In 1990, the legislature enacted a comprehensive package of education reforms and tied those reforms to the court-ordered funding reforms. As a result, school funding increased dramatically, and all schools have adopted at least some of the innovative education reforms. The seven learning goals, for “each and every child,” are:
- sufficient oral and written communication skills to enable students to function in a complex and rapidly changing civilization;
- sufficient knowledge of economic, social, and political systems to enable the student to make informed choices;
- sufficient understanding of governmental processes to enable the student to understand the issues that affect his or her community, state, and nation;
- sufficient self-knowledge and knowledge of his or her mental and physical wellness;
- sufficient grounding in the arts to enable each student to appreciate his or her cultural and historical heritage;
- sufficient training or preparation for advanced training in either academic or vocational fields so as to enable each child to choose and pursue life work intelligently; and
- sufficient levels of academic or vocational skills to enable public school students to compete favorably with their counterparts in surrounding states, in academics or in the job market.
Young v. Williams
In 2004, a coalition of school districts filed a new case, Young v. Williams, challenging the legislature’s funding cut-backs in recent years. They argued that the school funding system in Kentucky is “inadequate and arbitrarily determined,” and asked the court to order the state to use a “specific, systematic method” to determine the appropriate level of state funding. According to plaintiffs, state funding in the 2003-2004 school year, for example, fell between $1.08 billion and $1.2 billion short of what was needed to provide an adequate education. The inadequacy of funding in recent years has meant that students have not received the opportunities mandated by Rose and subsequent legislation. While acknowledging that there had been improvements in student outcomes, plaintiffs emphasized that the pace of improvement would not permit students to meet the benchmarks set forth by the Commonwealth Accountability Testing System.
On February 13, 2007, Judge Thomas Wingate of the Franklin Circuit Court dismissed the case, finding that there was no “objective evidence of shortcomings in Kentucky’s education system.” Judge Wingate, while saying that the Kentucky General Assembly’s failure to commission a cost study was “puzzling,” and that perhaps the legislature is merely “afraid of the results that study will produce,” also said that the Kentucky Constitution’s strong separation of powers clause prevents him from ordering a study. In addition, he ruled that the significant improvement in student output measures following the legislative response to Rose is evidence in itself of the adequacy of Kentucky schools.

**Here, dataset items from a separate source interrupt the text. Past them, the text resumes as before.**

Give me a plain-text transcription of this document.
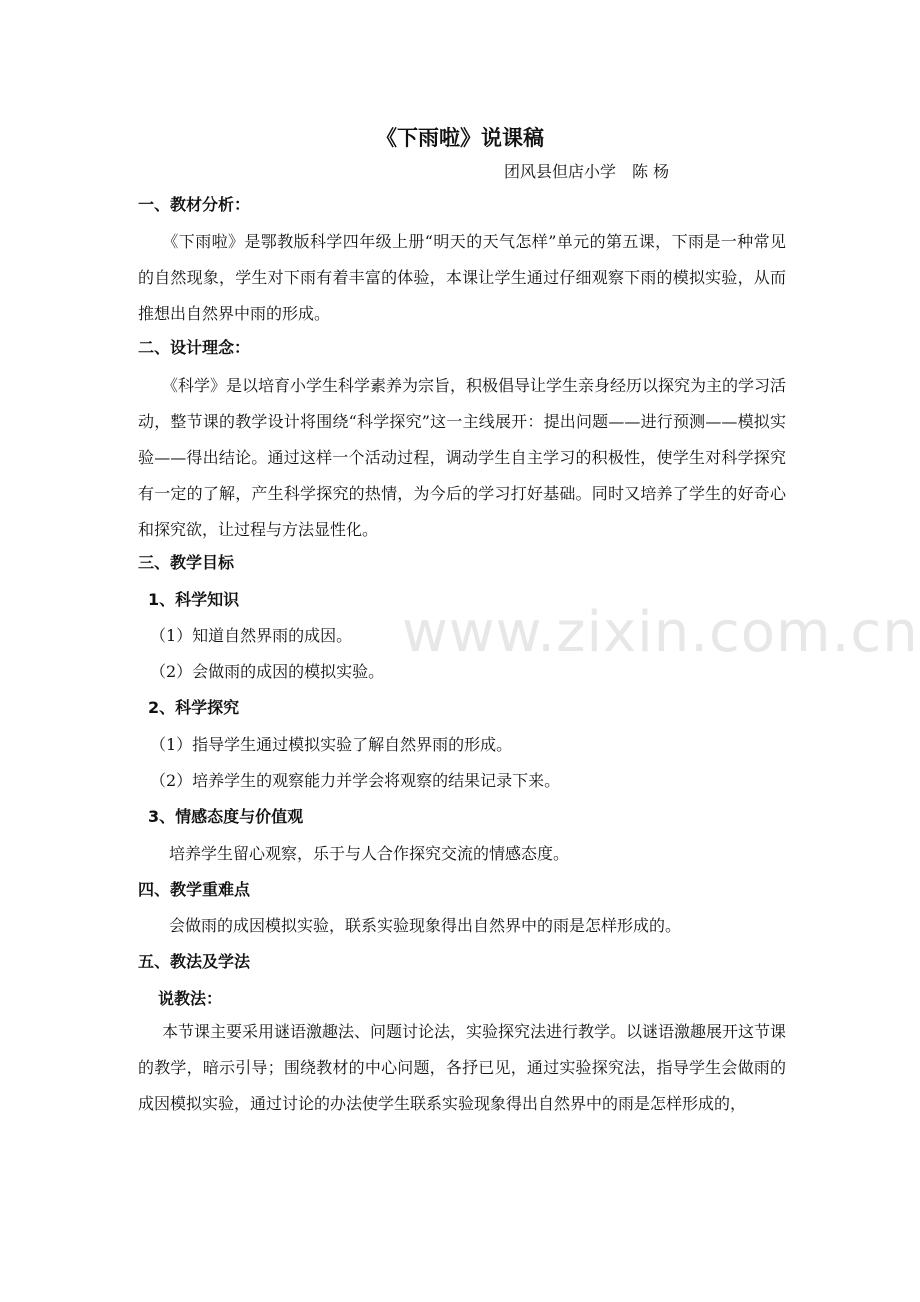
《下雨啦》说课稿
团风县但店小学　陈 杨
一、教材分析：
《下雨啦》是鄂教版科学四年级上册“明天的天气怎样”单元的第五课，下雨是一种常见的自然现象，学生对下雨有着丰富的体验，本课让学生通过仔细观察下雨的模拟实验，从而推想出自然界中雨的形成。
二、设计理念：
《科学》是以培育小学生科学素养为宗旨，积极倡导让学生亲身经历以探究为主的学习活动，整节课的教学设计将围绕“科学探究”这一主线展开：提出问题——进行预测——模拟实验——得出结论。通过这样一个活动过程，调动学生自主学习的积极性，使学生对科学探究有一定的了解，产生科学探究的热情，为今后的学习打好基础。同时又培养了学生的好奇心和探究欲，让过程与方法显性化。
三、教学目标
1、科学知识
（1）知道自然界雨的成因。
（2）会做雨的成因的模拟实验。
2、科学探究
（1）指导学生通过模拟实验了解自然界雨的形成。
（2）培养学生的观察能力并学会将观察的结果记录下来。
3、情感态度与价值观
培养学生留心观察，乐于与人合作探究交流的情感态度。
四、教学重难点
会做雨的成因模拟实验，联系实验现象得出自然界中的雨是怎样形成的。
五、教法及学法
说教法：
本节课主要采用谜语激趣法、问题讨论法，实验探究法进行教学。以谜语激趣展开这节课的教学，暗示引导；围绕教材的中心问题，各抒已见，通过实验探究法，指导学生会做雨的成因模拟实验，通过讨论的办法使学生联系实验现象得出自然界中的雨是怎样形成的，
www.zixin.com.cn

In May 2007, the trial court denied plaintiffs’ motion to reconsider. Plaintiffs decided not to appeal, but Roger Marcum, president of the Council for Better Education (CBE), stated that the CBE “will continue to lead efforts for adequate resources,” and noted that additional litigation remained an option if the Commonwealth failed to address the funding system’s shortfalls.
RECENT EVENTS
According to a November 2007 study prepared for the Prichard Committee for Academic Excellence, virtually none of Kentucky’s additional education spending between 1992 and 2004 was spent on academic programs. According to “A Glass Half Empty or Half Full? A Review of the State School Funding Landscape in Kentucky, 1990-2008,” almost all of the increased funding between 1992 and 2004 was devoted to keeping pace with inflation and the skyrocketing cost of benefits.
According to the study, most of the additional spending between 1990 and 1992, the years immediately following enactment of the Kentucky Education Reform Act, was devoted to academic programs. Of recent spending, Robert F. Sexton, former executive director of the Prichard Committee noted, “We started catching up after 2004, but it was like filling potholes because we had fallen so far behind by then.”